The Technical Deployment Checklist
- All workstations have RMM agent installed and reporting
- All servers have RMM agent installed and reporting
- Monitoring policies applied and configured
- Alert routing configured (correct people notified)
- Maintenance window configured in RMM
- Patch baseline established, critical patches scheduled
- Antivirus status verified on all devices
- Backup status verified — last successful backup confirmed
- Network devices added to monitoring (SNMP or agentless)
- Helpdesk access configured for client contacts
- Documentation draft created
Phase 5: Optimization and Handoff (Days 21–90)
The final phase transitions the client from "new client requiring intensive attention" to "established client managed via standard processes."
The 30-Day Review
Schedule a call at the 30-day mark with your client point of contact. Agenda:
- Review the baseline report: What did we find during assessment? What have we addressed?
- Current status: Patch compliance percentage, active alerts, support ticket volume and resolution times
- Open issues: Any outstanding items from the initial assessment?
- Client feedback: How is the experience so far? Any concerns or questions?
- Upcoming maintenance: What is scheduled for the next 30 days?
- First invoice review: Walk through the first invoice to ensure it makes sense
Send a post-call summary email within 24 hours.
First Quarterly Business Review (QBR)
At 90 days, conduct your first formal QBR. The QBR is not just a status update — it is your opportunity to demonstrate value and deepen the relationship.
QBR agenda:
- Executive summary: 3 key accomplishments in the first 90 days
- Security posture: Patch compliance, security risks addressed, status
- Availability report: Uptime statistics, incidents and resolutions
- Patch compliance: Current compliance percentage by category
- Proactive work completed: What problems were prevented, not just fixed
- Roadmap: What investments should the client consider in the next 6–12 months?

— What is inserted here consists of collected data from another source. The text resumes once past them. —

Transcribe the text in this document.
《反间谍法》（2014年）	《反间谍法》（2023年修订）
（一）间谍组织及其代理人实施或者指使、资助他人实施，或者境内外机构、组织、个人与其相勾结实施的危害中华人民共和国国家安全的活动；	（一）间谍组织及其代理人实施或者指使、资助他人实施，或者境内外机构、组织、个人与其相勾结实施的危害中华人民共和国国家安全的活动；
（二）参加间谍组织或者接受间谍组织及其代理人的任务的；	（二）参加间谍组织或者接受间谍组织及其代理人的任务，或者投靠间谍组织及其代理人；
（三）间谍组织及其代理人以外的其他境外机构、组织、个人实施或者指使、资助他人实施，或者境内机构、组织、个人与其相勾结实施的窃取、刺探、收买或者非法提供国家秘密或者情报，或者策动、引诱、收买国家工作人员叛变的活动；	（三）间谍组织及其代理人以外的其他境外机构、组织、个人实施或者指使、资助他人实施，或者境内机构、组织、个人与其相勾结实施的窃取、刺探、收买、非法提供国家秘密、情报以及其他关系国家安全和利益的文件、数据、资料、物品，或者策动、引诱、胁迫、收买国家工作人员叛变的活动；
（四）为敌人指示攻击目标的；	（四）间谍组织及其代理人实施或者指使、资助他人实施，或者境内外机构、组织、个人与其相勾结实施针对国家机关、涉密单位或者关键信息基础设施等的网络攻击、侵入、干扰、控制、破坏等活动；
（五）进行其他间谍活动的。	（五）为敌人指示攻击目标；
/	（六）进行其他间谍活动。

- Open discussion: Their questions, concerns, or requests
The QBR should leave the client feeling informed, protected, and in good hands. Every QBR is also a renewal conversation — clients who feel the value of your services have no reason to shop alternatives.

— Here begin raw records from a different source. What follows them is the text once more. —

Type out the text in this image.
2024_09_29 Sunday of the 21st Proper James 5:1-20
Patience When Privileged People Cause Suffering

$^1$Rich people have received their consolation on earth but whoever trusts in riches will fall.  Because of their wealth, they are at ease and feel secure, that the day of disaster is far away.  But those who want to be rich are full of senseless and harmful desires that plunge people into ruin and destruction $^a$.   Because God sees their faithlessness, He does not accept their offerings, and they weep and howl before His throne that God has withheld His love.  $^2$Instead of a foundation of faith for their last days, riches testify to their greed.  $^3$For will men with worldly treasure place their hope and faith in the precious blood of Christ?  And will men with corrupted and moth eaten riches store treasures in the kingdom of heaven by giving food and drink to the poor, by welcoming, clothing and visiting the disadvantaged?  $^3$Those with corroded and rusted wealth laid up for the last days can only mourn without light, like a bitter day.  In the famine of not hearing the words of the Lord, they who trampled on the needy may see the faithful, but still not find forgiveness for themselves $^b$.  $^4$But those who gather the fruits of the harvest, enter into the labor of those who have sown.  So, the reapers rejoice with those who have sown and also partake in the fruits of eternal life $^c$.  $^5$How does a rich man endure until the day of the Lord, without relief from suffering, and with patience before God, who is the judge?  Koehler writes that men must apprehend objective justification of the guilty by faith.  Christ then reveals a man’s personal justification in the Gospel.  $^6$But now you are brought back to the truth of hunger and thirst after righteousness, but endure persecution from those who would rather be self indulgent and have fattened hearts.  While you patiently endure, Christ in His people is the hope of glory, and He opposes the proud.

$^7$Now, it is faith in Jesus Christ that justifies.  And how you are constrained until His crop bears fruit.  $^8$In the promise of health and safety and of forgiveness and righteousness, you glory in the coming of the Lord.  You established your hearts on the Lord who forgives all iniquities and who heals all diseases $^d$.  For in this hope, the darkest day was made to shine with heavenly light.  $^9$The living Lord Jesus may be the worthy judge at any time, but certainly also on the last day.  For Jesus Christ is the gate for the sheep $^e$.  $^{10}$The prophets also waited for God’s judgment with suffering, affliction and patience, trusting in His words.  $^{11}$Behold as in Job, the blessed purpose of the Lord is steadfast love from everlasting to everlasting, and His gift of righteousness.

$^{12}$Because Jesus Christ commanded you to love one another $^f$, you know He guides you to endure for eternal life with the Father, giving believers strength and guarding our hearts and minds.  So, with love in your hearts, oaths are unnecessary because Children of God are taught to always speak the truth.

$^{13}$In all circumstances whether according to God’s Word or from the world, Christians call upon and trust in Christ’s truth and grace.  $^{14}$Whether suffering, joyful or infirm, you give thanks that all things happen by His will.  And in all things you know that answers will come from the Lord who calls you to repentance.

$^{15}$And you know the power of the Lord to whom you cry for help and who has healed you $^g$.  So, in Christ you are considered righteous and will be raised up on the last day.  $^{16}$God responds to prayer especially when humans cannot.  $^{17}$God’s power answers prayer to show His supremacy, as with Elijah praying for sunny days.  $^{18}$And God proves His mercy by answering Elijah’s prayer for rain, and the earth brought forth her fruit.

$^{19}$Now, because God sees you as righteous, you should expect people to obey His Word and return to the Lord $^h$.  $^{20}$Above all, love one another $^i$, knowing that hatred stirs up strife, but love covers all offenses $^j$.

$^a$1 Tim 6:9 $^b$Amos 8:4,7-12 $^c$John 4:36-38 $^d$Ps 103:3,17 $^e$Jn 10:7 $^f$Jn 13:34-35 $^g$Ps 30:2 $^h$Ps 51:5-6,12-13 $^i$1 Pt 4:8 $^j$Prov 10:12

Automation Strategies for Scalable Onboarding
Manual onboarding does not scale. If every new client requires the same checklist completed by hand, your onboarding quality degrades as volume increases and your technicians burn out on repetitive tasks.
Automate agent deployment: Use Group Policy, Intune, or SCCM to push agents automatically when a client is set up in Active Directory. No individual devices should require manual agent installation.
Automated monitoring policy application: Configure your RMM to auto-apply a baseline monitoring template to all new devices in a client group. Technicians should only need to make client-specific customizations on top of the baseline.
Automated onboarding ticket workflow: Create a PSA ticket workflow that tracks onboarding progress as a project. Each task (agent deployment, security audit, documentation, 30-day review) is a ticket that auto-creates with the right assignee and due date when a client onboarding project is initiated.
Automated welcome communication: Trigger the welcome email and portal setup automatically when the client agreement is signed in your PSA/CRM.
Automated baseline reporting: Configure your RMM to auto-generate and email a patch compliance report and device health summary at the 30-day mark.
NinjaIT's client management features include client groups, template-based monitoring policy deployment, and automated patch compliance reporting that make these automation workflows practical for MSPs of any size.
Common Onboarding Mistakes
Skipping the security assessment: You are inheriting someone else's environment. Without a formal baseline assessment, you may be inheriting security problems you are then held responsible for.
Promising to fix everything in the first month: Manage expectations clearly. An environment that has been neglected for years will take months to bring to your standard. Set a remediation roadmap with phases, not promises that everything will be perfect in 30 days.
Under-communicating during deployment: Clients get nervous when they do not hear from you. Even if "everything is going smoothly" is the update, send it.
Not documenting the environment: The technician who does the onboarding holds all the knowledge in their head. When they are out sick or leave, the next technician starts from zero. Documentation is not optional.
Treating every client identically: Your standard template is a starting point. Every client has unique business-critical applications, regulatory requirements, and risk tolerances. The client file should reflect their specific environment, not a copy-paste of every other client.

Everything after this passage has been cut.